After the massive gains some of the top marijuana stocks delivered over the past year, how much more upside can these companies offer? Investors are asking this question after the top marijuana players announced mixed results for their fourth-quarter, which was the first full period after Canada legalized the recreational use of marijuana in October, becoming the first developed nation to do so.
Realistically, there’s no right way to value pot stocks for a very simple reason: these companies don’t have enough history to give analysts a starting point on which to base their forecasts for the future. Their rich valuations are predicated on the estimated market sizes, future sales assumption, and the global legalization hype for both recreational and medical consumption of cannabis. These scenarios may or may not materialize.
Let’s briefly discuss the fourth-quarter performance of the top three players and see how far they have gone in their growth journeys.
1. Canopy Growth
Canopy Growth Corp (NYSE:CGC) , the largest marijuana producer, beat analysts expectations on sales in Q4, but disappointed on gross margins. The company reported net revenue of C$83 million, up 282% from a year earlier. Its adjusted loss before interest, taxes, depreciation and amortization widened to C$75.1 million, versus the C$45 million loss analysts had expected.
Adjusted gross margins fell to 22% from 55% from the same period a year ago as the producer faced higher costs related to cultivation subsidiaries that aren’t fully commissioned, the development of edible and beverage products, and lower average prices for recreational pot versus medical pot.
Chief Financial Officer Tim Saunders told analysts in a conference call that the company believes gross margins will improve in the coming quarters when all of its cultivation facilities reach full utilization.
Together with new, higher-priced forms of cannabis like edibles and beverages, this should help drive margins “north of 50% in the coming quarters,” Saunders said in the call, as reported by Bloomberg. Closing at $44.23 yesterday, Canopy’s share price has surged more than 60% this year.
2. Aurora Cannabis
The story wasn’t much different for Aurora Cannabis (NYSE:ACB) which also saw its margins shrank after costs to develop new products rose and prices declined. The company reported a net loss of C$238 million, while sales jumped 362% to C$54.2 million in Q4.
Aurora, which captured about 20% of the Canadian market in the quarter, sees a great opportunity in global medical sales. “If I lose sleep over anything, I lose sleep over our ability to supply the global cannabis market,” Aurora Chief Executive Officer Terry Booth said on Aurora’s conference call as cited by Bloomberg, adding that it will be at least five years before the industry can meet demand for high-quality pot exports.
Aurora operates in 21 countries with a strong presence in the European Union. The company announced early this month that billionaire investor Nelson Peltz is joining Aurora as a strategic adviser.
Peltz, whose New York-based Trian Fund Management LP has more than $10 billion under management, will advise Aurora on “potential partnerships with leading corporations,” the company said in a statement on March 13. Trading around $9 a share, Aurora stock is up 77% this year, mainly on hopes that the company will find a big global partner to achieve its expansion plans.
3. Tilray Inc.
Tilray (NASDAQ:TLRY), one of the major producers whose shares surged 300% last year at one point, revealed a similar pattern when announcing Q4 earnings last week. Its quarterly sales grew to $15.5 million, up from $5.1 million in the year-ago period, beating the $14.1 million consensus estimate.
But its losses widened to $31 million, or $0.33 a share, from $2.9 million, or $0,04 cents a share, in the year-earlier period. That was wider than the $0.14 consensus forecast.

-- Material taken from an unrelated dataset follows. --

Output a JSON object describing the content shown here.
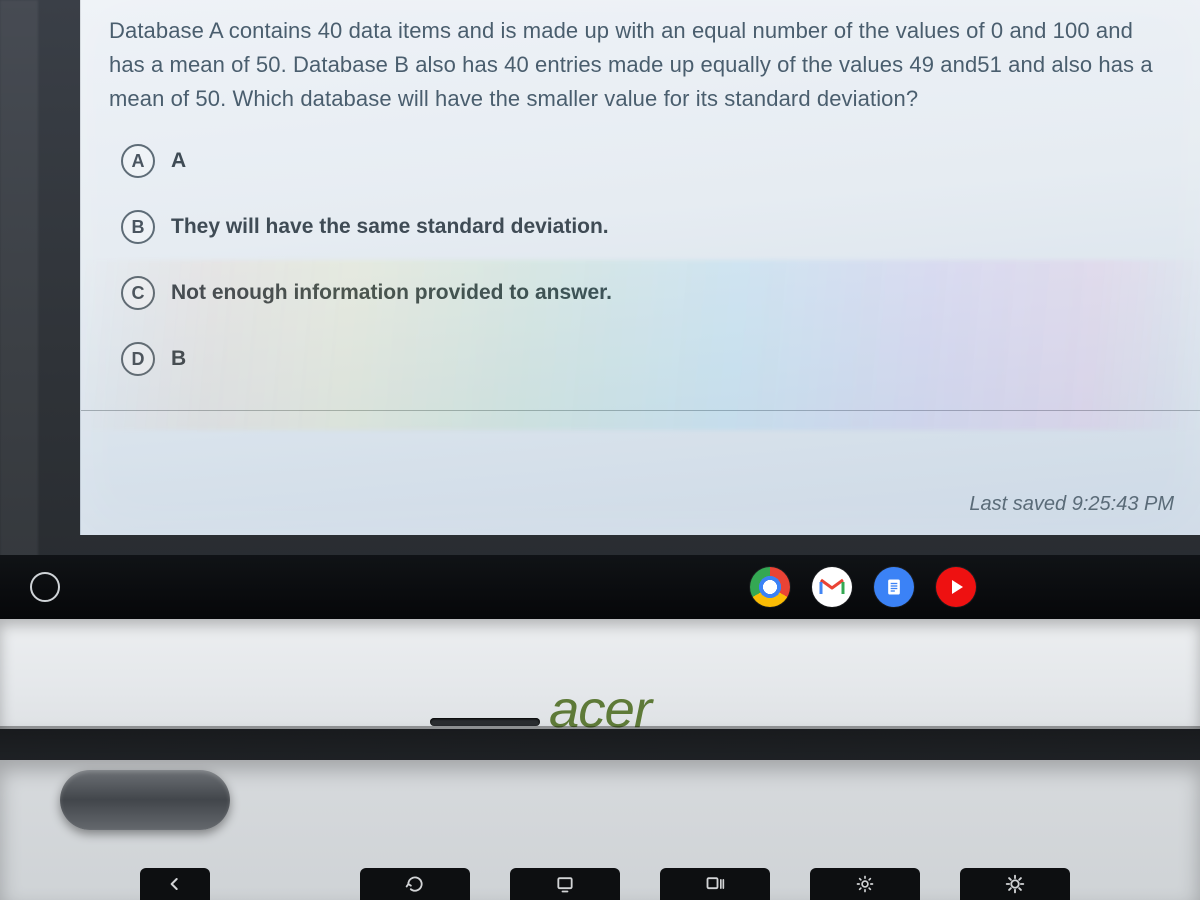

For 2019, Tilray said its revenue might at least triple from last year’s $43 million, especially after the company positioned itself to meet the growing demand for hemp-derived CBD, the non-intoxicating cousin of THC, through its recent acquisition of Manitoba Harvest.
Tilray stock, trading at $67.78 at yesterday’s close, is down more than 30% since its Jan. 14 high of $106, as some investors questioned the company’s expansive valuations compared to its peers which have higher sales.
It’s evident from the earnings reports of these top producers that they’re well on track to boost their sales, but are unable to control costs in the initial stages of their explosive growth. But that’s quite normal for a company in a high-growth cycle.
That said, investing in marijuana stocks is still a highly risky bet as companies that haven’t yet shown a meaningful path to profitability become the first victims when investors cut risks. We continue to recommend that long-term investors look for better entry points if the current sell-off in the equity market accelerates.